Uncertainty-Aware Trip Purpose Inference from GPS Trajectories via POI Semantic Zones and Pareto Calibration
This work addresses the challenge of inferring trip purposes from GPS data without ground truth, benefiting transportation planners and policymakers by enabling scalable, semantically annotated mobility data.
The paper proposes a weakly supervised framework for inferring trip purposes from GPS trajectories, using POI semantic zones and Pareto calibration. Evaluated on 81 million staypoints in Los Angeles, it reduces Jensen-Shannon distance for activity type by 23%, start time by 48%, and duration by 12% compared to a baseline.
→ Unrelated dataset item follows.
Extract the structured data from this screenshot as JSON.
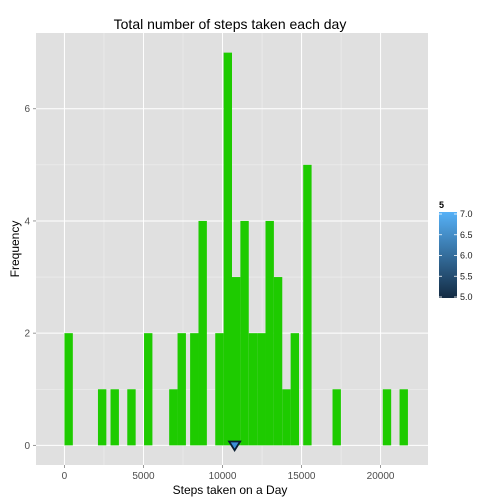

Large-scale GPS trajectory data offer rich observations of human mobility, yet assigning trip purposes to detected stops remains challenging due to the absence of individual-level ground truth, spatial uncertainty from GPS noise and incomplete points of interest (POIs) coverage, and fundamental behavioral differences across trip purposes. We propose a weakly supervised framework integrating neighborhood-level POI semantic zones with distance-weighted spatial likelihoods, differentiated inference strategies for mandatory and non-mandatory activities, and a multi-phase Pareto optimization that jointly minimizes distributional divergence from household travel survey statistics and maximizes inference reliability without requiring annotated labels. Evaluated on over 81 million staypoints in Los Angeles, the framework reduces activity type frequency Jensen-Shannon distance (JSD) by 23%, start time JSD by 48%, and duration JSD by 12% respectively relative to a comparable baseline. The proposed approach provides a scalable and uncertainty-aware path from raw GPS trajectories to semantically annotated mobility data for travel demand modeling and transportation policy analysis.